Sans état d’âme, par Yves Ravey, éditions de Minuit
CRITIQUE , POLAR , ROMAN / 5 novembre 2016

On retrouve dans ce roman l’ambiance de son prédécesseur, La fille de mon meilleur ami. Yves Ravey installe l’ambiance en quelques pages. Ses personnages sont toujours à la limite, entre la marge et l’intégration sociale. Dès les premières pages, on sait que Gu, Gustave Leroy, a tué John Lloyd, l’amoureux de Stéphanie qui, comme Mathilde dans le roman précédent, est serveuse dans une boîte de nuit. Paradoxalement, Stéphanie demande à Gu d’enquêter sur la disparition de son amoureux. Mais Mike, le frère de John, débarque dans la région. Personnage énigmatique, Mike parle peu, mais il est déterminé. La force d’Yves Ravey est d’obliger son lecteur à s’impliquer, à remplir les ellipses. Ou, Gu a tué John Lloyd, mais pourquoi? Pour garder sa maison? Pour garder Stéphanie? Ou pour une autre raison encore. Toute la saveur du polar servie par une écriture remarquable. Sans état d’âme, par Yves Ravey, éditions de Minuit, 2015, 126 pages.

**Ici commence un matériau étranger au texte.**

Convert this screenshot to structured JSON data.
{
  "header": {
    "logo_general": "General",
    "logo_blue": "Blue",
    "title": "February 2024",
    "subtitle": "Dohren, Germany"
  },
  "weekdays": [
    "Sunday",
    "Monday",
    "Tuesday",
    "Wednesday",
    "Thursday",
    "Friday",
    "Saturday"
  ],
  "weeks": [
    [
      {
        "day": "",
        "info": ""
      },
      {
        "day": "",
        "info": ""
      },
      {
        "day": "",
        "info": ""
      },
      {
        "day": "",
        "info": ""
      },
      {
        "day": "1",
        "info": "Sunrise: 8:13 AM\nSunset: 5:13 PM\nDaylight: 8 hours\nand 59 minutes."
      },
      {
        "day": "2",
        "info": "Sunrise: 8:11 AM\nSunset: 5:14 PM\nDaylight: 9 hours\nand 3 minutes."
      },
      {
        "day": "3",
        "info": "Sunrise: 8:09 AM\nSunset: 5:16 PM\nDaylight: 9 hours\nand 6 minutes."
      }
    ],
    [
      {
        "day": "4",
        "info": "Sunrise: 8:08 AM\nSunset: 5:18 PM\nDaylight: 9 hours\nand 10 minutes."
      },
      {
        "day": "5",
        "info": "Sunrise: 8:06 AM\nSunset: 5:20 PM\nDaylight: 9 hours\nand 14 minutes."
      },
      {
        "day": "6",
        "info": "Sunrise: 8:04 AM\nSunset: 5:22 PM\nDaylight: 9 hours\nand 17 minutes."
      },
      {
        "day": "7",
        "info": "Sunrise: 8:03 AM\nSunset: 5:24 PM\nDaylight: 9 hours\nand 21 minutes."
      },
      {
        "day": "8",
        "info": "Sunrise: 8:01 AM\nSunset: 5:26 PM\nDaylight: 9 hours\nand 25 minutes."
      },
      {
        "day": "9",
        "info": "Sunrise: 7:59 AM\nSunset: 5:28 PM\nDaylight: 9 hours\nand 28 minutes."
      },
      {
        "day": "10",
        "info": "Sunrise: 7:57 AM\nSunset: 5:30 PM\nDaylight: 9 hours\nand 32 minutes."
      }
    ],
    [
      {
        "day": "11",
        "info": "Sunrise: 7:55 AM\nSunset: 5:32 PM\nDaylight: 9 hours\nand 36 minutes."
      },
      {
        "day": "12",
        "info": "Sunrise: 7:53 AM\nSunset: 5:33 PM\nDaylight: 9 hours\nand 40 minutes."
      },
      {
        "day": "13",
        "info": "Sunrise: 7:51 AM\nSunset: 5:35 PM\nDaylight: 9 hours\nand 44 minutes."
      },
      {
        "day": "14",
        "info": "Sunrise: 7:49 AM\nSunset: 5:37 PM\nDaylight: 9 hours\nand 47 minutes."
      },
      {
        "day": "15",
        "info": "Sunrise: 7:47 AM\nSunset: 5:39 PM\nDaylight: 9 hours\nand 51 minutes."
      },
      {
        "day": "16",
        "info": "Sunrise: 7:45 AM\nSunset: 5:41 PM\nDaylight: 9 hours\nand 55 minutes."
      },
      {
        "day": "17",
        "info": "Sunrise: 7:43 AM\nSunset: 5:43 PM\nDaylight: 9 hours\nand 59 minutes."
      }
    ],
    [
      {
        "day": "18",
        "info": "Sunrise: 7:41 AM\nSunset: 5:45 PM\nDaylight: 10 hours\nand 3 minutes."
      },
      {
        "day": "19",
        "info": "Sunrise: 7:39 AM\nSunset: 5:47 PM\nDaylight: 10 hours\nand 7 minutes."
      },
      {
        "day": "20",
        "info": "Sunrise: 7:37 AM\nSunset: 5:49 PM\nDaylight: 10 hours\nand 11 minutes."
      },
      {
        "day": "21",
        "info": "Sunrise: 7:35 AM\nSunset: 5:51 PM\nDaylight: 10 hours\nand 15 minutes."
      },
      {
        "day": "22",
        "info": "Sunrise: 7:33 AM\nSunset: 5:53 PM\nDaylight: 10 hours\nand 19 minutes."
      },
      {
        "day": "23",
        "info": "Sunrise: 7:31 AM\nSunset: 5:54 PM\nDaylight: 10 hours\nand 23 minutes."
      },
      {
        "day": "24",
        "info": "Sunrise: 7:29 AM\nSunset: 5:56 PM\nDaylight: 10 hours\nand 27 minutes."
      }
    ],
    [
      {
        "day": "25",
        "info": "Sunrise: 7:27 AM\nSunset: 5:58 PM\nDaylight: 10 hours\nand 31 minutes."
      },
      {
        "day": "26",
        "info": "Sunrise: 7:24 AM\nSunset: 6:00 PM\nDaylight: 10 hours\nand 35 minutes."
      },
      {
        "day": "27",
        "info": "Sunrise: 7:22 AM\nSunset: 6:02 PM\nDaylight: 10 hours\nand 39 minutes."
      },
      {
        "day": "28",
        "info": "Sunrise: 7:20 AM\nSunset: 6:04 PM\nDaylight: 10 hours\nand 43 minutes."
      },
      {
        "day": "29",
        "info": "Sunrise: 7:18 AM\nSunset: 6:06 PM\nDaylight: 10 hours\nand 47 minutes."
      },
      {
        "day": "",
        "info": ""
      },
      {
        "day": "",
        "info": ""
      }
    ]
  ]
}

La fille de mon meilleur ami, par Yves Ravey, éditions de Minuit
CRITIQUE , POLAR , ROMAN / 3 novembre 2016

Le narrateur de ce court et brillant roman possède plusieurs identités et plusieurs cartes de visites. Il a promis à son meilleur ami, sur le point de mourir à l’hôpital militaire de Montauban, qu’il prendrait soin de sa fille Mathilde. Mathilde a passé des années en asile psychiatrique et on lui a retiré la garde de son fils, Roméo. Le narrateur accède à la demande de Mathilde qui tient absolument à revoir son fils, ne serait-ce qu’une heure ou deux. Il se rend donc au domicile de l’ex-mari de Mathilde et y rencontre Sheila. S’ensuit un imbroglio de négociations et de chantages auxquels vient s’ajouter la perspective d’un joli coup financier. Le narrateur parvient en effet à faire main basse sur la généreuse collecte destinée à soutenir els ouvriers de l’usine Rhône-Poulenc, en grève depuis des semaines. Le coup était presque parfait. Mais Mathilde, personnage typiquement borderline, a tendance à trop parler… La fille de mon meilleur ami, par Yves Ravey, éditions de Minuit (Minuit double), 2015, 143 pages

Les yeux fardés, par Lluis Llach, Editions Actes Sud
CRITIQUE , ROMAN / 21 octobre 2016

Les yeux fardés est un roman d’amour. Un amour comme il y en a peu. Cet amour, c’est celui qui unit Germinal et David, deux garçons nés en 1920 dans le quartier populaire de Barcelone qu’est la Barceloneta. Il y a deux filles aussi, nées la même année: Mireia, que son père, contrebandier, emmènera dans son exil à Buenos Aires, et Joanna, qui ne survivra pas au bombardement de Barcelone par l’aviation italienne. Roman d’amour sur fond d’histoire, amour entre deux garçons à une époque où les sentiments pour un être de même sexe étaient intolérables et intolérés. Si le roman commence lentement, il se termine sur un rythme élevé. Le procédé narratif y est pour quelque chose: Germinal, 87 ans, raconte à Lluis, réalisateur en mal de sujet, les années qui ont changé sa vie à tout jamais.  L’espérance, avec la proclamation de la République, les désillusions avec la guerre civile et le fascisme qui s’installe, l’errance, vingt ans durant pour fuir le souvenir de «l’Ami aimé». On trouve au fil des pages quelques uns des sujets qui ont nourri les chansons de Lluis Llach qui, à l’approche de la septantaine, fait une entrée plus que remarquée en littérature….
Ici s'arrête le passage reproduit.